In my experience, a split due to creative differences usually happens because different people have a different idea of what the project goal actually is, but nobody is aware of that. As soon as a contributor realizes that someone else's vision is different from theirs, arguments and power struggle will start, which can quickly become personal and tear a project apart when not moderated properly.
How to prevent it?
The best way to prevent this situation early on is to communicate your creative vision of the project early, clearly and often. Every project should have some kind of official document which outlines the goals. Make sure every contributor knows and understands it, so everyone is on the same page and nobody gets any misconceptions about where you are heading. Make clear that anyone who wants the project to go somewhere else, should fork from the start and not get involved in the mainline in the first place.
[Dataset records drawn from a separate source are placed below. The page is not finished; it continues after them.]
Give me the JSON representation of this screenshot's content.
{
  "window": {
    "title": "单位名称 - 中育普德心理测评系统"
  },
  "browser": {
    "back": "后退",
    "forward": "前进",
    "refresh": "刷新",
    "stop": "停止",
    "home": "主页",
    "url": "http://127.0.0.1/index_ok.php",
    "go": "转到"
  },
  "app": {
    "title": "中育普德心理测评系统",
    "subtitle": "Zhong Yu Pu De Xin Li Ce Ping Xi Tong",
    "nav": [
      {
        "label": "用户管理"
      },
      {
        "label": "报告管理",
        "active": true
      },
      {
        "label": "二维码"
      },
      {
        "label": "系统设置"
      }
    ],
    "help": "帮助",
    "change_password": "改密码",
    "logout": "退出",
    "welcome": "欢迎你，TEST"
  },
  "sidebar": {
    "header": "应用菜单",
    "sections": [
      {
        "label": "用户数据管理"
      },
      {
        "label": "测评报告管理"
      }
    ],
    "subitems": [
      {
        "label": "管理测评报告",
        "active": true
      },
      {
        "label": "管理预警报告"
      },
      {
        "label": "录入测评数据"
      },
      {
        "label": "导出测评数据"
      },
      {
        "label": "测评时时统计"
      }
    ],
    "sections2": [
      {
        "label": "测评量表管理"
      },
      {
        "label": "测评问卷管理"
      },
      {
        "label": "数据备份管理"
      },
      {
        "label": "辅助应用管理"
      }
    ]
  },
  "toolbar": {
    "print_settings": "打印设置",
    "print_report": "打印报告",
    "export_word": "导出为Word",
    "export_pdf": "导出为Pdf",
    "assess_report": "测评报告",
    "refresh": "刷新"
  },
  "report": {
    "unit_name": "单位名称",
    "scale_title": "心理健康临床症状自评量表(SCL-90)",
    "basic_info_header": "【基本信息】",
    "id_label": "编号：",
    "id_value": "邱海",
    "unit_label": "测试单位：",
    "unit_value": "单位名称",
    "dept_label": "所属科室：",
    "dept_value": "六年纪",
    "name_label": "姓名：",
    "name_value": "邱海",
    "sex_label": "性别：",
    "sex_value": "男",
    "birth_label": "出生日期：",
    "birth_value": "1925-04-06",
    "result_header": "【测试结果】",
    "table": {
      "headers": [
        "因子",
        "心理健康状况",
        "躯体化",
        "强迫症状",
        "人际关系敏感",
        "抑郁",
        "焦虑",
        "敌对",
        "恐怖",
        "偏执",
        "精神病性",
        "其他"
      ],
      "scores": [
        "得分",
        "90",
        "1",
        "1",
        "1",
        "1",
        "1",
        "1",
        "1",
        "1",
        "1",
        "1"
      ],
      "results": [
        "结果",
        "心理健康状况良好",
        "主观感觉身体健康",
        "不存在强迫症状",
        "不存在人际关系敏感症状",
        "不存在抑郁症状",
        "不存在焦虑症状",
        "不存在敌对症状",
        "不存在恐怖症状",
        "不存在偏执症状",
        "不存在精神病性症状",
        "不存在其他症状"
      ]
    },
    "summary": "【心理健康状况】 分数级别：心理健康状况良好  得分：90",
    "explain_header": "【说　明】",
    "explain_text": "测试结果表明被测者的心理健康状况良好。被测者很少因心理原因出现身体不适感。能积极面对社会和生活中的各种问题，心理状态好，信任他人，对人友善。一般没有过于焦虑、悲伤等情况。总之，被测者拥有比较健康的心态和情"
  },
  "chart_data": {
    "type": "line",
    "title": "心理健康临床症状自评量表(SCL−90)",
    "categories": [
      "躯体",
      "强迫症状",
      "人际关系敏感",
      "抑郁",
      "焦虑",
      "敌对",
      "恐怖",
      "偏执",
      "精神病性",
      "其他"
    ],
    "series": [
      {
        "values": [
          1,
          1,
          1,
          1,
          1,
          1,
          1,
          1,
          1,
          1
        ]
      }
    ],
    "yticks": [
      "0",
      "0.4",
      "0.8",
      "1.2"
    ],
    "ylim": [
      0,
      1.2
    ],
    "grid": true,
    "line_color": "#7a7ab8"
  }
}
Should there be any disagreements about aspects of the project direction which were not set in stone beforehand, it is important to make a binding decision before things turn ugly. Having a clear hierarchy or well-defined decision making process is fundamental here. Without a binding process to make a decision - whether autocratic or democratic - people have no other choice but to "reach consensus" by either talking down the opposition through countless hours of filibusting in your communication channels (time they could rather spend working) or driving them out of the project through bullying and intrigue (a lose-lose situation for everyone involved).
Unfortunately, when the conflict is already under way, it is likely too late to establish a proper decision-making process. Such a process only works when everyone supports it. But when you try to establish it now, everyone will perceive it in the context of the current conflict and their support for it will depend on whether this process would decide the current matter in their favor or not. Opening up this new battlefield now will likely deepen the trench instead of bridging it.
The split still happened. How to deal with it?
When the project is under a copyleft license (or when under a permissive license the other group is committed to keeping), you can still merge any of their commits into your codebase or vice versa, so the manpower is not completely lost to your project. But a split is still a considerable blow to the project because organisation structures and infrastructure need to be duplicated, coordination between the forks is impaired and their commits need to be carefully reviewed for relevance and merge conflicts.